Il sillabo imprenditoriale del MIUR? No, grazie!

non si ferma il processo di distruzione dell’istruzione: critiche nella sostanza e nella forma a “Percorsi di Educazione all’imprenditorialità” (per le scuole superiori), un terrificante parto del ministero

Il sillabo imprenditoriale del MIUR: “Oggi spieghiamo: il Business Model Canvas” 

di Rossella Latempa

L’ultimo dei documenti recapitati alle scuole dal MIUR il 14 Marzo scorso è il sillabo sull’”Educazione all’imprenditorialità” per le scuole superiori. Un documento diviso in 5 “temi propedeutici all’introduzione strutturale all’imprenditorialità”. Nel primo tema l’allievo è chiamato a “misurare la sua propensione imprenditoriale”. Attività didattiche più adatte: “Personal model canvas, giochi di ruolo, quiz individuali”; il “Silent coaching per stimolare l’autoconsapevolezza”, oltre a (più banali) “visite guidate in impresa”. Nel secondo, l’allievo deve “comprendere i principali trend tecnologici”, “analizzare il contesto e coinvolgere gli stakeholder di riferimento” attorno alla sua idea. Attività didattiche: “Case histories”, “schede SWOT di valutazione di idee imprenditoriali”, “Innovation e Creativity Camp o Startup bootcamps”, “Hackaton” “incontri di co-creazione anche su format di matchmaking”; “Personas”. Nel terzo tema si parla del “team building”, la “leadership”, il “design thinking” il “Business model plan e canvas”, la “lean startup”, da sviluppare con attività didattiche come il “Brainstorming, “simulazioni di selezione del personale”. Il quarto e il quinto tema: ”fundraising”, “budget”, “marketing e growth hacking”, “strumenti di comunicazione”, “internazionalizzazione”, contabilità, prezzi e potere d’acquisto, monete e criptovalute; finanza e fintech, gestione del budget. Attività didattiche: “simulazioni di crowfunding”, “esercizi di digital marketing”, di “promozione del Made in Italy”, “Theory of change”, “edugames, interviste”. Chi ha pensato e scritto tutto questo? Colpisce, oltre alle solite avanguardie intellettuali (Confindustria e Fondazioni varie), la presenza di Scuola Zoo: una holding che fattura 10 milioni di euro “un po’ Scuola e un po’ Zoo”; un po’ kollettivo, un po’ business incubator, che è ormai in “linea diretta con il ministro”. Che fare? Forse è giunto il momento di dire: “No, grazie. Perché credo ancora in una Scuola statale come luogo di trasmissione della passione del sapere, oltre che di formazione di una coscienza civile e politica. Non lascerei a tecnici e rampanti policy makers l’arduo compito di interpretare le esigenze della società sulla base parametri puramente economici”.

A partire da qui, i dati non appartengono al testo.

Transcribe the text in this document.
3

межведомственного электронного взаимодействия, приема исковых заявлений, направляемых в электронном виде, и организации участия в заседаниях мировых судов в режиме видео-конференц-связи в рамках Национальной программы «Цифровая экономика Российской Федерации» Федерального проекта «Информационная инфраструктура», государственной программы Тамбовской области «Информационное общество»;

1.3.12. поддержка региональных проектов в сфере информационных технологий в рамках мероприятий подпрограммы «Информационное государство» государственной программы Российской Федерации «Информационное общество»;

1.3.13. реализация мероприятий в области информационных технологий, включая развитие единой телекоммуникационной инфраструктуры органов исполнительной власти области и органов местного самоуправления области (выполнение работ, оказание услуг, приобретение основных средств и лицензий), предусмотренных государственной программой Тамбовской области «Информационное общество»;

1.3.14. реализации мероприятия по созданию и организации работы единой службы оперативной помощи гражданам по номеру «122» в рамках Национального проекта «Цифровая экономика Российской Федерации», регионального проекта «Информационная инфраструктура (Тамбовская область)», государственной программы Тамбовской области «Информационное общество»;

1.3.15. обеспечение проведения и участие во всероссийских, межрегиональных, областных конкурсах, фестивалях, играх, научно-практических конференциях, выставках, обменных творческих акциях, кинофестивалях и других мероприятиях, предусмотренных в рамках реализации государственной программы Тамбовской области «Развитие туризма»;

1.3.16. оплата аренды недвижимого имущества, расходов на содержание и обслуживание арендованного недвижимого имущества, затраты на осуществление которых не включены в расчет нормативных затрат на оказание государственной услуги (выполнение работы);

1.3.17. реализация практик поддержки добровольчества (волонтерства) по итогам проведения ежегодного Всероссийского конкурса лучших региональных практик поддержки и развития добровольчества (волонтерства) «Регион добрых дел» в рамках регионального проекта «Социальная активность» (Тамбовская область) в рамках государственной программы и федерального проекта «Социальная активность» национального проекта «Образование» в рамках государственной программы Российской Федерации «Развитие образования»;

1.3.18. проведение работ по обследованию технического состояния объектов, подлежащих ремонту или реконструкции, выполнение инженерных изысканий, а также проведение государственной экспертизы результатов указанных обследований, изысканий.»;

     Questo post è la terza parte (di tre) che analizzano i recenti documenti del MIUR dedicati ai “Percorsi di Educazione all’imprenditorialità”:

  1. il modello teorico europeo che definisce la competenza imprenditoriale;
  2. la certificazione ministeriale delle competenze per le scuole elementari e medie;
  3. il sillabo per le scuole superiori.

Link alla prima parte:
La competenza imprenditoriale: una cosmologica “Teoria del Tutto” per il terzo millennio?

Link alla seconda parte:
Piccoli imprenditori crescono: i modelli MIUR per le scuole elementari e medie

Piccoli imprenditori crescono / Terza parte

“Oggi spieghiamo: il Business Model Canvas” sul nuovo Sillabo sull’educazione imprenditoriale del MIUR.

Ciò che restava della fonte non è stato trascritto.